Tad Richards of The Examiner asked: “Does depression somehow help us?
“It could be. Look at all the great writers and thinkers, from Socrates and Plato to Darwin to Robert Lowell and William Styron and David Foster Wallace, who have suffered from depression. We’ve always assumed that they succeeded in spite of their depression . . . could it be that their success was, instead, partly because of it?”
He goes on to cite the work of psychiatrist Andy Thompson and evolutionary psychologist Paul Andrews, who maintain that depression’s debilitating effects on other parts of your life may help you focus on work.

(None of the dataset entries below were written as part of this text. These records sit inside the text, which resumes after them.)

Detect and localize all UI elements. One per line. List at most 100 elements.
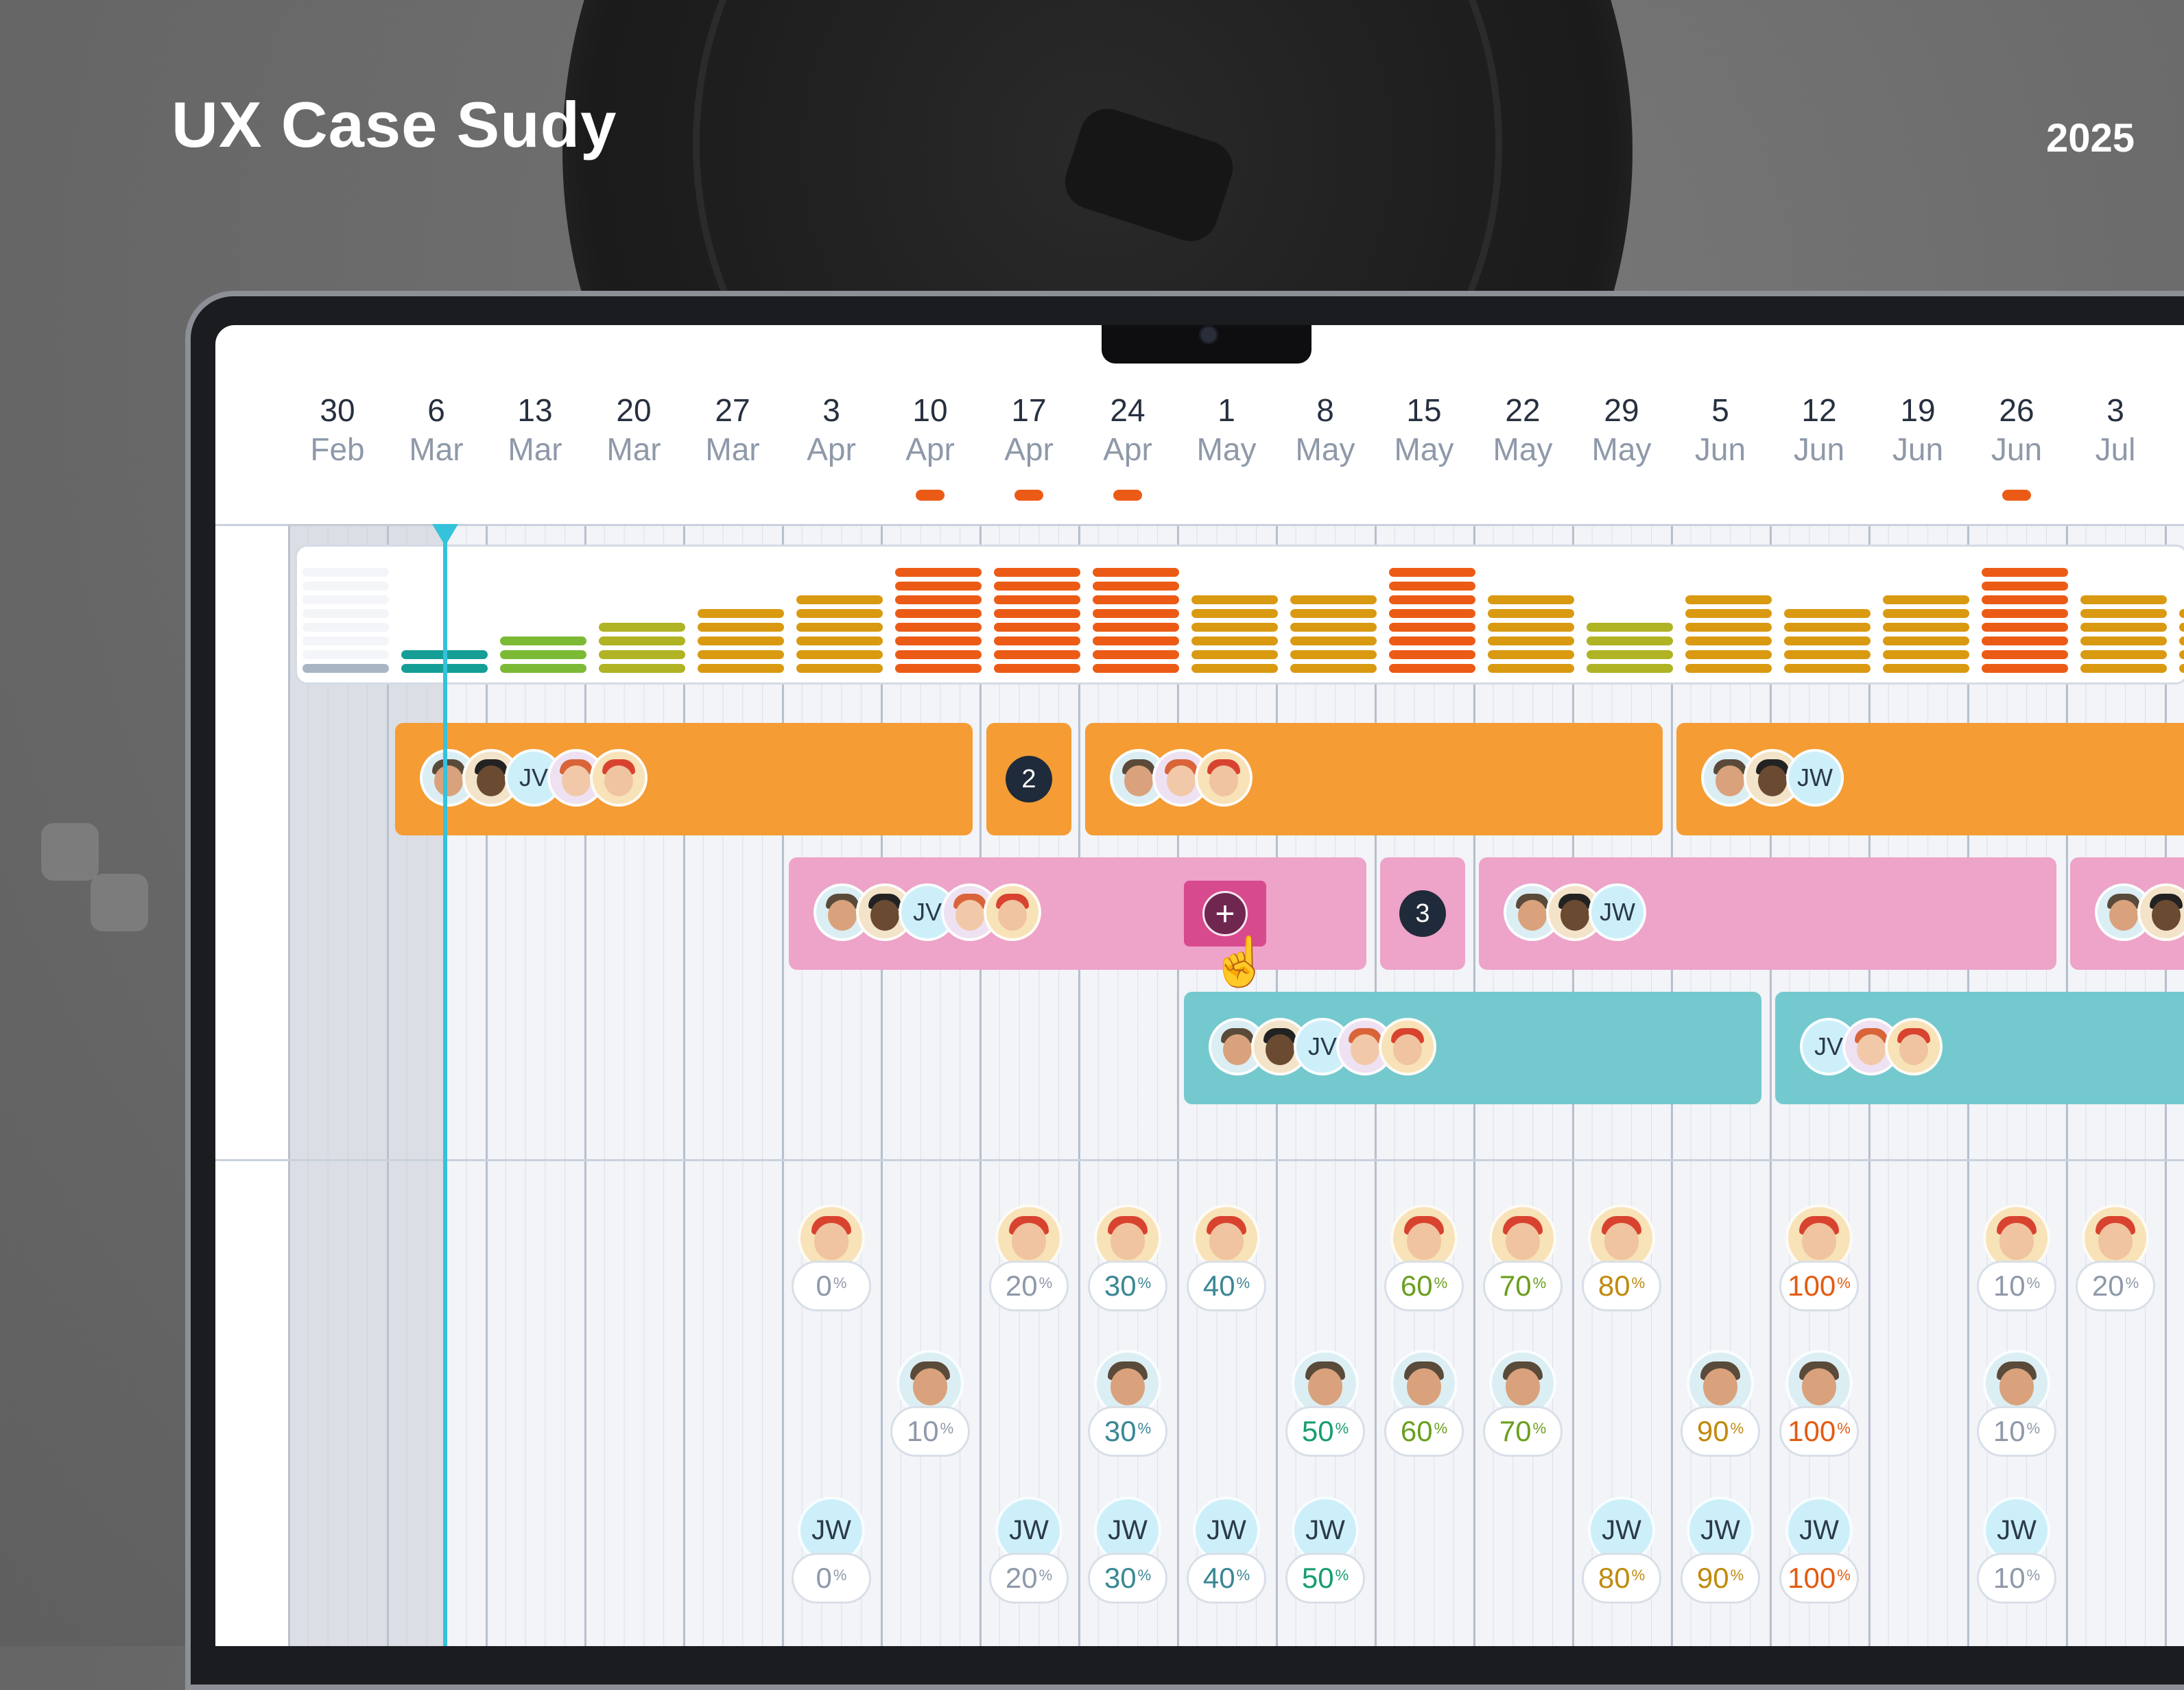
- capacity-column[interactable]: [599, 568, 685, 673]
- capacity-column[interactable]: [2179, 568, 2184, 673]
- allocation-marker[interactable]: 50%: [1284, 1350, 1366, 1457]
- allocation-marker[interactable]: 10%: [1975, 1204, 2058, 1311]
- column-month: Apr: [1004, 431, 1054, 467]
- percent-value: 0: [816, 1270, 832, 1302]
- allocation-marker[interactable]: 30%: [1087, 1204, 1169, 1311]
- avatar-initials: JW: [1983, 1497, 2050, 1564]
- capacity-segment: [1982, 623, 2068, 632]
- capacity-segment: [1883, 595, 1969, 604]
- capacity-column[interactable]: [1290, 568, 1377, 673]
- capacity-segment: [994, 650, 1080, 659]
- percent-value: 10: [1993, 1415, 2026, 1447]
- capacity-column[interactable]: [1093, 568, 1179, 673]
- allocation-marker[interactable]: 70%: [1482, 1204, 1564, 1311]
- allocation-marker[interactable]: 60%: [1383, 1350, 1465, 1457]
- capacity-column[interactable]: [1191, 568, 1278, 673]
- timeline-column-header: 30 Feb: [288, 391, 387, 469]
- capacity-column[interactable]: [1587, 568, 1673, 673]
- allocation-marker[interactable]: JW 40%: [1185, 1497, 1268, 1604]
- allocation-marker[interactable]: 100%: [1778, 1204, 1860, 1311]
- project-bar-teal[interactable]: JV: [1184, 992, 1761, 1104]
- capacity-segment: [1290, 609, 1377, 618]
- percent-value: 40: [1202, 1270, 1235, 1302]
- allocation-marker[interactable]: 70%: [1482, 1350, 1564, 1457]
- allocation-percent: 70%: [1483, 1261, 1563, 1311]
- allocation-percent: 100%: [1779, 1261, 1859, 1311]
- project-bar-teal[interactable]: JV: [1775, 992, 2184, 1104]
- capacity-column[interactable]: [796, 568, 883, 673]
- capacity-segment: [2080, 636, 2167, 645]
- allocation-percent: 90%: [1681, 1406, 1760, 1457]
- allocation-marker[interactable]: JW 100%: [1778, 1497, 1860, 1604]
- capacity-column[interactable]: [1488, 568, 1574, 673]
- percent-sign: %: [1532, 1274, 1547, 1292]
- column-month: Mar: [409, 431, 464, 467]
- capacity-column[interactable]: [994, 568, 1080, 673]
- allocation-marker[interactable]: JW 90%: [1679, 1497, 1761, 1604]
- avatar: [897, 1350, 964, 1417]
- capacity-segment: [2080, 650, 2167, 659]
- project-bar-orange[interactable]: [1085, 723, 1663, 835]
- column-day: 29: [1604, 392, 1639, 428]
- project-bar-orange[interactable]: JW: [1676, 723, 2184, 835]
- milestone-marker[interactable]: [2002, 490, 2031, 501]
- today-marker-icon[interactable]: [432, 524, 458, 546]
- project-bar-orange[interactable]: JV: [395, 723, 973, 835]
- capacity-column[interactable]: [1389, 568, 1475, 673]
- allocation-marker[interactable]: 20%: [2074, 1204, 2157, 1311]
- decorative-square: [91, 874, 148, 931]
- milestone-marker[interactable]: [916, 490, 945, 501]
- allocation-marker[interactable]: 90%: [1679, 1350, 1761, 1457]
- project-bar-pink[interactable]: [2070, 857, 2184, 970]
- capacity-column[interactable]: [1685, 568, 1772, 673]
- percent-sign: %: [1631, 1274, 1646, 1292]
- capacity-column[interactable]: [698, 568, 784, 673]
- milestone-marker[interactable]: [1014, 490, 1043, 501]
- percent-sign: %: [940, 1420, 954, 1437]
- project-bar-pink[interactable]: JW: [1479, 857, 2056, 970]
- capacity-column[interactable]: [2080, 568, 2167, 673]
- project-bar-orange[interactable]: 2: [986, 723, 1071, 835]
- capacity-column[interactable]: [895, 568, 982, 673]
- avatar-initials: JW: [1193, 1497, 1260, 1564]
- column-day: 8: [1316, 392, 1334, 428]
- milestone-marker[interactable]: [1113, 490, 1142, 501]
- allocation-marker[interactable]: 20%: [988, 1204, 1070, 1311]
- timeline-grid: [288, 524, 2184, 1646]
- allocation-marker[interactable]: JW 50%: [1284, 1497, 1366, 1604]
- allocation-marker[interactable]: 100%: [1778, 1350, 1860, 1457]
- allocation-marker[interactable]: 30%: [1087, 1350, 1169, 1457]
- project-bar-pink[interactable]: JV: [789, 857, 1366, 970]
- allocation-marker[interactable]: JW 20%: [988, 1497, 1070, 1604]
- column-day: 15: [1406, 392, 1442, 428]
- capacity-segment: [2080, 623, 2167, 632]
- hand-cursor-icon: ☝: [1210, 935, 1270, 988]
- count-badge[interactable]: 2: [1006, 756, 1052, 802]
- avatar-initials: JW: [1786, 749, 1844, 807]
- allocation-marker[interactable]: JW 0%: [790, 1497, 873, 1604]
- allocation-marker[interactable]: JW 80%: [1580, 1497, 1663, 1604]
- capacity-column[interactable]: [302, 568, 389, 673]
- capacity-column[interactable]: [500, 568, 586, 673]
- allocation-marker[interactable]: 0%: [790, 1204, 873, 1311]
- capacity-segment: [2179, 636, 2184, 645]
- add-assignment-button[interactable]: +: [1184, 881, 1266, 947]
- allocation-marker[interactable]: 10%: [889, 1350, 971, 1457]
- capacity-column[interactable]: [1883, 568, 1969, 673]
- column-day: 12: [1801, 392, 1837, 428]
- avatar-initials: JW: [1094, 1497, 1161, 1564]
- allocation-marker[interactable]: 60%: [1383, 1204, 1465, 1311]
- count-badge[interactable]: 3: [1399, 890, 1446, 937]
- allocation-marker[interactable]: 80%: [1580, 1204, 1663, 1311]
- capacity-column[interactable]: [1784, 568, 1871, 673]
- allocation-marker[interactable]: JW 10%: [1975, 1497, 2058, 1604]
- allocation-marker[interactable]: 10%: [1975, 1350, 2058, 1457]
- allocation-percent: 50%: [1285, 1553, 1365, 1604]
- timeline-column-header: 13 Mar: [486, 391, 584, 469]
- percent-sign: %: [1137, 1420, 1152, 1437]
- capacity-column[interactable]: [1982, 568, 2068, 673]
- allocation-marker[interactable]: 40%: [1185, 1204, 1268, 1311]
- allocation-marker[interactable]: JW 30%: [1087, 1497, 1169, 1604]
- capacity-segment: [599, 664, 685, 673]
- project-bar-pink[interactable]: 3: [1380, 857, 1465, 970]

If that’s true for you, you’re lucky.
But either way, it’s something you can get help for, and that can and will get better. I have a tendency to be closed off and overly stoic. That means any time I’m sick, either physically or psychologically, I often wait way too long to get help and even then, I’m not always forthcoming with the doctor, for fear that I will appear to be a whiner, a weakling.
I’m working really hard to stop thinking like that. It does me no good.